WidescreenStretchHUD is turned on by default for these reasons, but in games with very minimalistic HUDs that also use skyboxes to draw the sky, you could turn it off so your HUD isn't stretched.

Unfortunately, there are some games where this won't work very well. If you try to play Mario Kart, you will find that the sky is just a 4:3 square that won't get stretched even with WidescreenStretchHUD turned on. You will also notice that in games that combine flat objects with polygons, things might be out of place. For example, the arrows over players in Smash Bros don't quite line up.

This should work for any widescreen aspect ratio you throw at it, although if you get too wide (as in span it across 3 monitors) you'll start to see a fish-eye effect.

If I could find a way to figure out which polygons always move with the camera, I might be able to improve support for more games. I don't know if this is even possible, but let me know if you have any ideas.

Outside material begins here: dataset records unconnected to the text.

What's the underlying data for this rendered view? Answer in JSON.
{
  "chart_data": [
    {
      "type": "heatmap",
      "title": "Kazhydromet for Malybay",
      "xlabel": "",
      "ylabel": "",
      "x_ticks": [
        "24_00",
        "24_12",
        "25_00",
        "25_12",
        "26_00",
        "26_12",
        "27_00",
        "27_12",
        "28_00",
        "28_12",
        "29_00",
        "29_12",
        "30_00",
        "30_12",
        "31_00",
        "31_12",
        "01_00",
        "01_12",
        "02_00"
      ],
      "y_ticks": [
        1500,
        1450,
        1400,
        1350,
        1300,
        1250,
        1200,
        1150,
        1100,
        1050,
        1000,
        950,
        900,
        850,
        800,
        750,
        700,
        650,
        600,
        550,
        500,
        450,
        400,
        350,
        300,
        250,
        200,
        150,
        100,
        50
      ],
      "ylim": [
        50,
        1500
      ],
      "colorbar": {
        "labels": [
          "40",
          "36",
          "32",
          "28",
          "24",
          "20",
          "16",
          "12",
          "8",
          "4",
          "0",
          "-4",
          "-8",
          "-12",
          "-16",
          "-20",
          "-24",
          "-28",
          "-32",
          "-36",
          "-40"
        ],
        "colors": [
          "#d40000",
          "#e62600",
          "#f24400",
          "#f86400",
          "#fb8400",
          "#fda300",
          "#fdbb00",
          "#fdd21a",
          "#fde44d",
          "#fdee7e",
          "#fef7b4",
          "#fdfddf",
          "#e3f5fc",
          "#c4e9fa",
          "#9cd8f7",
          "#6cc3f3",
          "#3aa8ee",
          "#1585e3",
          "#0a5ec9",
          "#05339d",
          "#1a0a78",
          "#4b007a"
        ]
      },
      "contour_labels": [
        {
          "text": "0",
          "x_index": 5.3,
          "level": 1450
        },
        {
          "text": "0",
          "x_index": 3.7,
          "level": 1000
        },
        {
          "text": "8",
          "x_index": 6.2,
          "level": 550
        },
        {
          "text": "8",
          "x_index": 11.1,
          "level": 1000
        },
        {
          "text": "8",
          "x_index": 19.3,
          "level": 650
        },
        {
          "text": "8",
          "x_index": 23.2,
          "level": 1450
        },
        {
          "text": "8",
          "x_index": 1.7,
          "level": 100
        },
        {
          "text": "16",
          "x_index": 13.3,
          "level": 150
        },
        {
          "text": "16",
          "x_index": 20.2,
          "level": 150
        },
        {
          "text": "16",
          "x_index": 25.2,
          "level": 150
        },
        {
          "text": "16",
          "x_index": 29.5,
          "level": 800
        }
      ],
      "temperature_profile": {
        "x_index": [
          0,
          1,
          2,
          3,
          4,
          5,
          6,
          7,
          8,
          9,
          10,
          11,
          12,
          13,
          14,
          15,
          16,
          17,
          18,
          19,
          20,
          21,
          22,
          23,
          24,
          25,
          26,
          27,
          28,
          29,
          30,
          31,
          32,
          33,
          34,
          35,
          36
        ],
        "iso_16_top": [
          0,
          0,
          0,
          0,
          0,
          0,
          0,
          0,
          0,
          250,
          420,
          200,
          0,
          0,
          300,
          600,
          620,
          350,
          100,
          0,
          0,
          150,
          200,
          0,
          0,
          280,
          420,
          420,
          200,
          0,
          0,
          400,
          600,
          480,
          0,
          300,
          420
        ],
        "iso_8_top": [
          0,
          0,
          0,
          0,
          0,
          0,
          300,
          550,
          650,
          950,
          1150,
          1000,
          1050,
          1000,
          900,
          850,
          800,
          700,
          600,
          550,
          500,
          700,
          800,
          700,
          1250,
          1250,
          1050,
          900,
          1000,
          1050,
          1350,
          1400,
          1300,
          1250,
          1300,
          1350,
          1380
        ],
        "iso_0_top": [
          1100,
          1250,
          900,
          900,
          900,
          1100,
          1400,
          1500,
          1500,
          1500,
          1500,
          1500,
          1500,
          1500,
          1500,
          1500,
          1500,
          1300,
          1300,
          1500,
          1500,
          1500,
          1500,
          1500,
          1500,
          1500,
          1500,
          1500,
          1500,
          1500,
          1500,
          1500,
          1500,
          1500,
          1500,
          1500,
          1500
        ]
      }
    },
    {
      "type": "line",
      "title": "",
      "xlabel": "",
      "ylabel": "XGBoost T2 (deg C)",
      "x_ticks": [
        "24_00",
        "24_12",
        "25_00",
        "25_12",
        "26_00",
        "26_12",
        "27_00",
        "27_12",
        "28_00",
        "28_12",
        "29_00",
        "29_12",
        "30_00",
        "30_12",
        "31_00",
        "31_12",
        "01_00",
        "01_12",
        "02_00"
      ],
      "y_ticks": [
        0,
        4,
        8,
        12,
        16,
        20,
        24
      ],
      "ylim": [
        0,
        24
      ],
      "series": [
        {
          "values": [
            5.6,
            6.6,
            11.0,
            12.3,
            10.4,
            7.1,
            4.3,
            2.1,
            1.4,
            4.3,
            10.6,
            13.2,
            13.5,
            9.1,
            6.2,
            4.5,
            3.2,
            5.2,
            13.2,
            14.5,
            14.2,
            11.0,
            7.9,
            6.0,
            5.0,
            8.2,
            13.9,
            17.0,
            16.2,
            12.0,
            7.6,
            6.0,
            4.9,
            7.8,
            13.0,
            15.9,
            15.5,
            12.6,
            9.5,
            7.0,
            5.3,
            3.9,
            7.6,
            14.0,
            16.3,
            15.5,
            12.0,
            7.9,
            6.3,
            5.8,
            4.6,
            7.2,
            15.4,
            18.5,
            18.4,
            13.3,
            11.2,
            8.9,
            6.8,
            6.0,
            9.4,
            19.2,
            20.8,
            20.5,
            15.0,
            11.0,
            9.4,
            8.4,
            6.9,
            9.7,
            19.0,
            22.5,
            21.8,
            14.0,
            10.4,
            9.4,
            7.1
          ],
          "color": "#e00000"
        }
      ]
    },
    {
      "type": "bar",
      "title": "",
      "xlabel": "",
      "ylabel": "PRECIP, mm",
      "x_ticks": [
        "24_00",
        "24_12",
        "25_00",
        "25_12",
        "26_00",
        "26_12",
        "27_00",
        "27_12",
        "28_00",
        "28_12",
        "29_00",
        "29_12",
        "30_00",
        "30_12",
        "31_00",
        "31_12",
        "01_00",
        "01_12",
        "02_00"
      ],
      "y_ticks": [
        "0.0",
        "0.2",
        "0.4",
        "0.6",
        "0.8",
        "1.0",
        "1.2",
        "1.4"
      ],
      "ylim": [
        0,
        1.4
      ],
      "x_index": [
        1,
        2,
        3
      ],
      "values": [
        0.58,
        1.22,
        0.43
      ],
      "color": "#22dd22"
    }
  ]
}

I think I'll attempt do do the same thing with Glide64 next, I just found the appropriate sections of code in Rice first.
 

Cyberman

Moderator
Moderator
You might want to track the flat polygons. If there position is always drawn to the same location in the original N64 coordinates then it's likely to be part of a GUI.

Cyb
 

wahrhaft

New member
If anyone wants to follow along with my progress, I'm continuing my development in the Rice video GUI refactoring branch. Since my patch, I've also gotten the overlay position more accurate (but not perfect yet) and a fix for some skies.